Contrairement à Apple sous la direction de Tim Cook, Microsoft, sous la direction de Satya Nadella, a tenu tête à Trump. Satya Nadella n'a pas assisté à l'investiture de Donald Trump et, contrairement à M. Cook, il n'a fait aucune tentative pour flatter l'ego du président : pas de cadeaux en or, pas de galas cinématographiques « Melania ». De plus, Microsoft a renoncé aux services du cabinet d'avocats Simpson Thacher & Bartlett lorsque ce dernier a offert à Trump 125 millions de dollars de services juridiques gratuits après que celui-ci l'ait menacé. La firme de Redmond a clairement indiqué que c'était la raison pour laquelle il avait renoncé aux services du cabinet. Pour le remplacer, il a engagé Jenner & Block, qui a poursuivi l'administration Trump au lieu de céder à ses exigences.
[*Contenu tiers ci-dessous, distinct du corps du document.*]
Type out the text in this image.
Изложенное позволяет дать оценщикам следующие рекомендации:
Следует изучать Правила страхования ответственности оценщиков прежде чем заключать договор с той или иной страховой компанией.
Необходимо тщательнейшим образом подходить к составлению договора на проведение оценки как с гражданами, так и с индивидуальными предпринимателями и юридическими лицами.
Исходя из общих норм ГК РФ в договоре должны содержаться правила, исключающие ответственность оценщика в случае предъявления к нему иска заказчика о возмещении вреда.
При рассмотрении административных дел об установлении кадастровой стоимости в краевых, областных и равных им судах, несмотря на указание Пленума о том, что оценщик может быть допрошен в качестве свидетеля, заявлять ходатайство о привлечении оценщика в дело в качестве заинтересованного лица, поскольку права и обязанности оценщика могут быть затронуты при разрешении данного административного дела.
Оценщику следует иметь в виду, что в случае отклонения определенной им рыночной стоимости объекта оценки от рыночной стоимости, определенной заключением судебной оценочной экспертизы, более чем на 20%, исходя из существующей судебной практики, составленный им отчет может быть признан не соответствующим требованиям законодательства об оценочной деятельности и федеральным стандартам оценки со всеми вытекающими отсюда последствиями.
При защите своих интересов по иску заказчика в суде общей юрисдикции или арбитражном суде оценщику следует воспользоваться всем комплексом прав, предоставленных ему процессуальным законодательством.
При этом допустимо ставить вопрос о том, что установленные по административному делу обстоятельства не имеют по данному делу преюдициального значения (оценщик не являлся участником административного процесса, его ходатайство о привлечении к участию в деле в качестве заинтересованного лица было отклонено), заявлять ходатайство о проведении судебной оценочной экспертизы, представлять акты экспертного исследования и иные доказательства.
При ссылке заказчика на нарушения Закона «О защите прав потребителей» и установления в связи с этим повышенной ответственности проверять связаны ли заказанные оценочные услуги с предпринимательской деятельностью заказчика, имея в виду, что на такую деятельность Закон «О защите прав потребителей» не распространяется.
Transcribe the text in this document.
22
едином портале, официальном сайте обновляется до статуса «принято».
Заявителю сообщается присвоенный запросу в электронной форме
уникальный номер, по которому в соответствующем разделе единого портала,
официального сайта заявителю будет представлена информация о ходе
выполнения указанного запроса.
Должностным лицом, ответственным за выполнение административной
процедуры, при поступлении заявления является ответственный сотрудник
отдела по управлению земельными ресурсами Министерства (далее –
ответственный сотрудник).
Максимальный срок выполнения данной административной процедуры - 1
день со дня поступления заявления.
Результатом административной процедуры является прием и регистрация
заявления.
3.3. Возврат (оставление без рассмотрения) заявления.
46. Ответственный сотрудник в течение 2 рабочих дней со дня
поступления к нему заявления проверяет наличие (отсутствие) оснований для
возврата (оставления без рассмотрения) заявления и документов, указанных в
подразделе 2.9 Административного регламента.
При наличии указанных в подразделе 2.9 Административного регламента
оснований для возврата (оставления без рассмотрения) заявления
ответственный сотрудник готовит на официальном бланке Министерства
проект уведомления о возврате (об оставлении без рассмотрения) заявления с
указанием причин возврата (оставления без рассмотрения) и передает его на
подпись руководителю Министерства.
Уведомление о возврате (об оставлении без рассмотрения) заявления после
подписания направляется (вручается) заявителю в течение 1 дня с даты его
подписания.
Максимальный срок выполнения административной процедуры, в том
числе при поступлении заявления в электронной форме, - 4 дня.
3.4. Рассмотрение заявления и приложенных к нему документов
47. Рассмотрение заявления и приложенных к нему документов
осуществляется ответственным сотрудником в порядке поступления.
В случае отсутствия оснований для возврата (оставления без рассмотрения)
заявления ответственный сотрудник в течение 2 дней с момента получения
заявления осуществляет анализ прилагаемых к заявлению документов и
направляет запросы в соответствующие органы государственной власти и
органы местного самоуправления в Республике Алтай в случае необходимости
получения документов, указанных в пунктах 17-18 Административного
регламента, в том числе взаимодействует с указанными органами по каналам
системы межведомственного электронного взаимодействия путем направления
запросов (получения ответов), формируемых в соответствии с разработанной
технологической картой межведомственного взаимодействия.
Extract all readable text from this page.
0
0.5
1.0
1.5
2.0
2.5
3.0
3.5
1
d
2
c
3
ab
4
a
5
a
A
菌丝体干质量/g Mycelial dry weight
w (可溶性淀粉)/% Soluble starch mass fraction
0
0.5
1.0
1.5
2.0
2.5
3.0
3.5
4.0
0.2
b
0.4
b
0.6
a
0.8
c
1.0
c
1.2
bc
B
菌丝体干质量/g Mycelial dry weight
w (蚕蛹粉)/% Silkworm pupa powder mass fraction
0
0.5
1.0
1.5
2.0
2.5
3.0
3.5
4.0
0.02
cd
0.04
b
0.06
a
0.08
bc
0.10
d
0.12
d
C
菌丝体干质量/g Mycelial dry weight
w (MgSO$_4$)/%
Puis est venue la demande de Donald Trump que Microsoft licencie Lisa Monaco, sa présidente des affaires internationales récemment nommée, une ancienne fonctionnaire de l'administration Biden. (Monaco était la numéro deux du ministère de la Justice de Biden et supervisait les poursuites contre D.Trump pour utilisation abusive de documents classifiés et tentative de renverser l'élection présidentielle de 2020). Le président a implicitement menacé de supprimer les contrats fédéraux de Microsoft, d'une valeur de plusieurs milliards de dollars, si l'entreprise refusait de la licencier. Il a écrit sur Truth Social : « Lisa Monaco, corrompue et totalement dérangée... a été  engagée de manière choquante comme présidente des affaires mondiales de Microsoft, un poste très élevé lui donnant accès à des informations hautement sensibles. Il est inacceptable que Monaco ait ce type d'accès, et cela ne peut être toléré. Elle représente une menace pour la sécurité nationale des États-Unis, en particulier compte tenu des contrats importants que Microsoft a conclus avec le gouvernement américain. » S.Nadella a tout simplement ignoré la demande de Donald Trump. Mme Monaco restant à son poste. Les contrats fédéraux de Microsoft n'ont pas été résiliés.

Stagnation chez Apple

Il existe une autre façon dont Microsoft et Apple ont changé de rôle depuis l'époque de Steve Jobs. Sous la direction de Bill Gates et Steve Ballmer au début des années 2000, l'entreprise a stagné, développant peu de technologies disruptives, choisissant plutôt d'exploiter Windows comme une vache à lait. Sous la direction de Steve Jobs, Apple était un innovateur, développant des produits — notamment l'iPhone, l'iPad et l'iPod — qui ont changé non seulement le monde de la technologie, mais le monde lui-même.

 Aujourd'hui, Microsoft joue le rôle d'innovateur, contribuant à lancer la révolution de l'IA générative (GenAI) en investissant dans OpenAI et en intégrant ChatGPT à ses produits via Copilot. Sous la direction de Tim Cook, Apple n'a lancé aucun produit disruptif. Au lieu de cela, il exploite l'iPhone comme une vache à lait pendant que tout le monde attend de voir ce que sera « Apple Intelligence ».

Le verdict de l'histoire

L'histoire se souviendra de Satya Nadella comme de celui qui a ressuscité Microsoft après une décennie d'inertie et qui a aussi tenu tête à Donald Trump. Elle ne sera pas aussi indulgente avec Tim Cook. Elle se souviendra de lui comme d'un technocrate qui a maintenu la rentabilité d'Apple alors que l'entreprise stagnait sur le plan technique. Elle se souviendra également des nombreuses fois où il s'est incliné devant Donald Trump. Et Tim Cook n'obtiendra rien d'autre qu'une maigre consolation avec la boîte de pop-corn commémorative de Melania Trump qu'il a reçue en échange.